We are wanting to start a small hobby farm at our new house. I am wanting to raise Fainting, Pygmy, and maybe Alpine Goats. We ar getting goats to keep the horses company and for 4H. So, here come the questions... how big of an area do you need for lets say about 3 goats, 1 buck and 2 does? What do they eat? I also need to know about breeding and raising them. Also, how to pick "show quality" or breeding goats.

Thank you!


----------



## rrhall (Apr 27, 2011)

I will try to answer some of your questions.  We have found that the Fainting goats are easier to house and raise then a Pygmy.  The Pygmy goat is always looking for ways to get out of his pen,either by climbing or just tearing things up from fences to barn siding or anything else he can touch.  We have never had any of our other goat breeds be as destructive as our Pygmy.  I have never had a Alpine goat so I do not know anything about them, we have other milk goats and they require more maintenance if you are planing on milking them.

As for area, goats don't take as much room as a horse, but they need to be kept dry, no standing water, and out of the wind.  Keep your male and females separate until you want them bred.  Or you will have a lot of goats in a short amount of time.  Our goats are in separate barns and fenced areas.  They are herd animals, that's where our pygmy came in to keep our buck company. 
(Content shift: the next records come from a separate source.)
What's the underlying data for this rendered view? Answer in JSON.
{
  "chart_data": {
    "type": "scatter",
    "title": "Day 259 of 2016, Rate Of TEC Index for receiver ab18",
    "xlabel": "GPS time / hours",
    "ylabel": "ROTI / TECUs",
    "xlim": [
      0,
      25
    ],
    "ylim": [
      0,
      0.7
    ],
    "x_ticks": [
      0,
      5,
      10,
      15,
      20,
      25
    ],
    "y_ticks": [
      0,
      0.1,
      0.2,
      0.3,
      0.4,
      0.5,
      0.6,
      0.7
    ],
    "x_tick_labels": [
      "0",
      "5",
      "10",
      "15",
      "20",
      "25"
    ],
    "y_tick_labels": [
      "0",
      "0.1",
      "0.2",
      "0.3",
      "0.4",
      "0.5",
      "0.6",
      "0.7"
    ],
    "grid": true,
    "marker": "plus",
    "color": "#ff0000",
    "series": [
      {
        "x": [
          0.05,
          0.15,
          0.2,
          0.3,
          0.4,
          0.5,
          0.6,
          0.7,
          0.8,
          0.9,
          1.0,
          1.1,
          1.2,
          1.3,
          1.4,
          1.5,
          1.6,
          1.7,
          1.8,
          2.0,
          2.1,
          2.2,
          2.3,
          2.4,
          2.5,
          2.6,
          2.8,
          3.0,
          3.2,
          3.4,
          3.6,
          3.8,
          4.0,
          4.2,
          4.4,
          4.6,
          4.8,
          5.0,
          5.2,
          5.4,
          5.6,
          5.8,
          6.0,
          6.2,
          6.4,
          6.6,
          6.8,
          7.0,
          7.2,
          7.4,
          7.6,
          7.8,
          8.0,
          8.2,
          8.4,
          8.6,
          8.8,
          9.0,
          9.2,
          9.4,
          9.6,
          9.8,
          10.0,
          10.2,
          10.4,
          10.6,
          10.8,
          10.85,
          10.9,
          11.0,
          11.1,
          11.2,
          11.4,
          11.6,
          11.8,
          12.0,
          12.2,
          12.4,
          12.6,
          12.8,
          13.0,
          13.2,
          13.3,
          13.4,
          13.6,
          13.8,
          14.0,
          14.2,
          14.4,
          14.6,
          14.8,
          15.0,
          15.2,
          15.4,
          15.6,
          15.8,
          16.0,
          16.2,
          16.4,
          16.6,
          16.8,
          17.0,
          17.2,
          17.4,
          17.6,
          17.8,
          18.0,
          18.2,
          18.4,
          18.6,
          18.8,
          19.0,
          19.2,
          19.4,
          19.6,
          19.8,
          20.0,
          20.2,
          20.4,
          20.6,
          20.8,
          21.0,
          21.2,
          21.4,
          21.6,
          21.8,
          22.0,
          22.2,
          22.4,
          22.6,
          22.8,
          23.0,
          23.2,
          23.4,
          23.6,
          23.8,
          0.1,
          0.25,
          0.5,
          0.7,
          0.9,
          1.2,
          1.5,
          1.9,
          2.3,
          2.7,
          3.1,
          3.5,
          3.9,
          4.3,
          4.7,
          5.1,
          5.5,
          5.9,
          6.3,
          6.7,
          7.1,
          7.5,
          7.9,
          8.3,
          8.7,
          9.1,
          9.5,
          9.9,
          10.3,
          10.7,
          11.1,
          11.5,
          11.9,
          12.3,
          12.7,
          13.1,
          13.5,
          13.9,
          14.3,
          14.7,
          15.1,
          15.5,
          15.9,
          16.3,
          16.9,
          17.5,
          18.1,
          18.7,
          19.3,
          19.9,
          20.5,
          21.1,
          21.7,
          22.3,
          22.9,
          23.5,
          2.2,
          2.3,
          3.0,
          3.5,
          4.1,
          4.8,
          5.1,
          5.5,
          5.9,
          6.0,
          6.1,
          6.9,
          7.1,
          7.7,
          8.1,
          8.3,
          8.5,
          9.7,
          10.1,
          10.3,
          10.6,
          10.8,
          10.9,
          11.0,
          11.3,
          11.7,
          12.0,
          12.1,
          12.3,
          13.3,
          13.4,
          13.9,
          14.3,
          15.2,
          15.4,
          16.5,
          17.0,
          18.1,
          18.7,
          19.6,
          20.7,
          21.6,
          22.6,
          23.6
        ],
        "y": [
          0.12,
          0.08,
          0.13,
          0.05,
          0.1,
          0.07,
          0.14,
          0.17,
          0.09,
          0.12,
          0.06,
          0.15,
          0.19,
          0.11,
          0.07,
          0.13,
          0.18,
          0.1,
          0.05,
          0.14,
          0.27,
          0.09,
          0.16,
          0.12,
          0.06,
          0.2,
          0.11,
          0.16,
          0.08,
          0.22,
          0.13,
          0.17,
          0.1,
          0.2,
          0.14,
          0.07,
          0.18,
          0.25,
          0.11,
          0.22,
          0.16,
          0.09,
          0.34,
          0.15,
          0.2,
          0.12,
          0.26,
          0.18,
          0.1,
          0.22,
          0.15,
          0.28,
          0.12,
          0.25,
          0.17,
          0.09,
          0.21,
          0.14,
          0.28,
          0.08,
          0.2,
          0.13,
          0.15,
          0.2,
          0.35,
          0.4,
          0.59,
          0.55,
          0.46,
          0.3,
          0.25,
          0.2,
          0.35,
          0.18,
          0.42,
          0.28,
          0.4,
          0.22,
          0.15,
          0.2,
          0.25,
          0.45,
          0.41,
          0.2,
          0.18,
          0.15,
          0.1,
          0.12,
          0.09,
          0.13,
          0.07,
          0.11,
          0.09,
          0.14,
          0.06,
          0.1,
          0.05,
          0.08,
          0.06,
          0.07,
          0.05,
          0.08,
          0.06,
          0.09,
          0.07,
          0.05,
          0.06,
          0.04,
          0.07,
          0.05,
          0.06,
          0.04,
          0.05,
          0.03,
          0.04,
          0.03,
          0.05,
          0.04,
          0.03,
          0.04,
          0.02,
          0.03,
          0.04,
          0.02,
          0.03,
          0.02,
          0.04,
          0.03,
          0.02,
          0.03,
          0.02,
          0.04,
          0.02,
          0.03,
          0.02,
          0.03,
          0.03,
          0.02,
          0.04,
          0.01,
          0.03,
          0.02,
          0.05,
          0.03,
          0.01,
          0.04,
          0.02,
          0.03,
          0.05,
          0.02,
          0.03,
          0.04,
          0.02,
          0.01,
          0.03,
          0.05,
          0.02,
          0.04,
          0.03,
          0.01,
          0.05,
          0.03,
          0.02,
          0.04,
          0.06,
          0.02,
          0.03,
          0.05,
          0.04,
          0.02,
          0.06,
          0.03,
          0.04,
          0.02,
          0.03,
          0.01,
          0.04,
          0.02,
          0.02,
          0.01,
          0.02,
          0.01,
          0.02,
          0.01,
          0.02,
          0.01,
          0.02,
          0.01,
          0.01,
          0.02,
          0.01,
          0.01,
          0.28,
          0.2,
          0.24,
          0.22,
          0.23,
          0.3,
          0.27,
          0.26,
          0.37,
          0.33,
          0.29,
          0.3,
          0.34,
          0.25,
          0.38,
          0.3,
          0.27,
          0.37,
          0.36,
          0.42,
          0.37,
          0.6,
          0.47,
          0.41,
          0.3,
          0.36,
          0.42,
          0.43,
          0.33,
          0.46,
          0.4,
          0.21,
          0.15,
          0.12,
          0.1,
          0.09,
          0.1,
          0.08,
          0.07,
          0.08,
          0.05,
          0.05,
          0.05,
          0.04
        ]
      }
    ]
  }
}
Feed a good quality hay, we bale our own hay so we have hay available 24/7, and free choice minerals.  We feed two times a day.  Your choice of feed will be determined by the type of goats you have.  Your local feed store can help you choose the best feed for you animals.  You will find everyone feeds differently, for different purposes such as showing, meat goats or dairy.

You will also have to decide horns or no horns.  We are working towards no horns.  Hope this helps.








			
				Rachel's Hobby Farm said:
			
		

> We are wanting to start a small hobby farm at our new house. I am wanting to raise Fainting, Pygmy, and maybe Alpine Goats. We ar getting goats to keep the horses company and for 4H. So, here come the questions... how big of an area do you need for lets say about 3 goats, 1 buck and 2 does? What do they eat? I also need to know about breeding and raising them. Also, how to pick "show quality" or breeding goats.
> 
> Thank you!


----------



## Rachel's Hobby Farm (Apr 27, 2011)

OK, thank you very much.


----------



## Rachel's Hobby Farm (May 9, 2011)

Yes, I would want NO horned goats. THIS FORUM IS AWESOME!  hehe


----------



## elevan (May 9, 2011)

I have to disagree that pygmies are destructive.  They get bored easily and need things to do...climb, jump off of, etc.  If not given enough space and nothing to do the pygmy will find things to do...which some can be destructive.  So give them something constructive to do with their energy.

When breeding you always want your buck to be smaller than your doe or you could have consequences at kidding time.

I know nothing about myotonics or alpines.


----------



## Rachel's Hobby Farm (May 11, 2011)

Haha, okay!


----------